ただし、完全に課税されないわけではなく、贈与者が亡くなり相続が開始されると、贈与として受けていた財産額を相続財産額にプラスしたうえで相続税額を算出することになります。結局のところ、贈与税を相続時に相続税として先送りして支払う制度といえるでしょう。
被相続人がこの制度を利用していれば、例え相続税が基礎控除内であっても申告の必要な場合があります。利用の有無をよく確認するようにしましょう。
みなし相続財産など相続税の計算に見落としがないか
被相続人の遺した財産は、意外と見落としがちなものもあるのです。例をいくつかご紹介しましょう。
例えば、タンス預金やへそくりです。また、被相続人が配偶者や子などの名義で銀行口座を開設している場合もあるかもしれません。被相続人本人の名義ではなかったとしても、被相続人が出金の管理をしていた場合には、被相続人の財産としてみなされるのです。その他、家族の知らないところで他人にお金を貸しているケースもあるかもしれません。この場合、未返済でも債権として相続財産とみなされます。
また、前述の生命保険金や死亡退職金もみなし財産の扱いになるのです。これら、みなし財産の見落としがある場合、税務署から追徴課税を受ける恐れもあるためよく調べておきましょう。ただし、相続発生後、相続人が遺品等を手がかりにすべてを調べつくすには限界があり、やはり生前の家族で財産についての情報を可能な限り共有しておくことが望ましいといえます。
被相続人が生前贈与を行っていないか
相続税の節税目的で生前に贈与として財産を渡している方もいます。しかし税法では、生前贈与を贈与者が亡くなる3年以内に行っている場合、その金額分は相続財産とみなされ、相続税の対象となるのです。
被相続人が亡くなったあとに遺った財産が、相続税の基礎控除額に収まったとしても、3年以内の生前贈与があれば基礎控除額を上回るケースも想定されます。よく確認してみましょう。
相続税がかからなくても申告が必要なケースもある
ここまでに解説したように、基本的には相続財産の総額が基礎控除額以上にならなければ、相続税は課税されません。ただし、申告については相続税の課税がないからといって、すべてのケースで不要になるわけではないのです。
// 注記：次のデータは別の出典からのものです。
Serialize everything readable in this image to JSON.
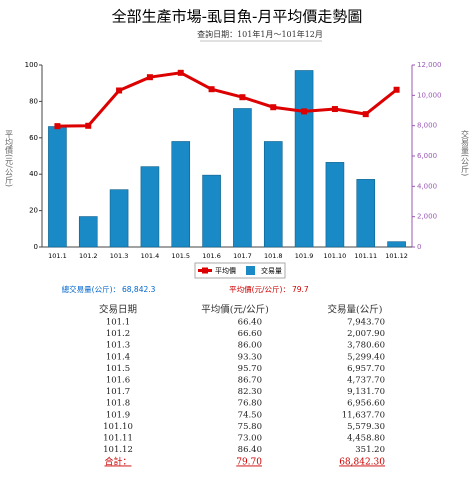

相続税は税額の軽減や特例となる控除が多々あります。それらの控除を利用した場合、例え相続税がゼロであっても申告自体はしなければならないケースがあるのです。申告が必要となる特例や控除については以下を参考にしてください。
- 配偶者の税額軽減
- 小規模宅地等の特例
- 農地の納税猶予の特例
- 特定計画山林の特例
- 寄付金控除 など
これらに該当する場合は、特例や控除の対象であることを証明するために税務署への申告が必要です。漏れのないように申告しましょう。
基礎控除以外にも適用できる控除制度
相続税の控除には、基礎控除以外にも条件を満たせば利用できる制度があります。税額の軽減にもつながる制度なので、把握しておくと安心です。
配偶者控除
被相続人の配偶者が財産を相続する場合、「課税価格1億6,000万円」または「法定相続分(通常は遺産の2分の1)に相当する額」までは配偶者に相続税がかかりません。ただし、「被相続人が死亡した日、または相続の開始を知った日の翌日から10ヵ月以内」に申請をする必要があります。
障害者控除
相続人に障害者がいる場合は、対象の障害者が満85歳になるまで相続税の控除が受けられます。区分は「一般障害者」と「特別障害者」に分けられ、一般障害者は「(85歳-相続開始の年齢)×100,000円」、特別障害者は1年間につき200,000円が控除されます。
未成年控除
法定相続人である未成年者は、18歳になるまで1年間につき100,000円の控除が受けられます。計算方法は、「(18歳-相続開始時の年齢)×100,000円」です。相続開始時の年齢は1年未満を切り捨てて計算するため、例えば15歳9ヵ月であれば15歳として計算します。適用条件には、日本国内に住所があることも含まれるほか、2022年3月31日以前に発生した相続の場合は20歳になるまでが対象です。
暦年課税分の贈与税額控除
暦年課税は1月1日から12月31日までの1年間を通して受けた贈与額の合計に対して課税される方式です。この暦年課税には110万円の基礎控除額が設けられており、年間に受けた贈与が110万円以下であれば課税はされません。しかし、前述のとおり被相続人が亡くなる3年以内に贈与があった場合、受けていた財産の額を相続税に合算しなければなりません。
もし3年以内に110万円以上の贈与があると、納めた贈与税は相続税の申請時に再度、課税の対象になることになります。このような税金の二重取りを防ぐための制度が、贈与税額控除です。贈与税を納めたことがある方は、贈与税額控除の対象分がないか確認してください。
おわりに
相続税の基礎控除額は、法定相続人の人数によって左右されます。基礎控除額の計算では、法定相続人に含めるか否かなど注意事項もあるため慎重に進めるとよいでしょう。
相続税が課税されるかどうかは、この基礎控除額と相続財産の総額との比較で決まります。そのため、相続財産の総額も漏れがないよう明確化することが必要です。特例やその他の控除もチェックし、相続税の課税や申告の有無を明らかにしていきましょう。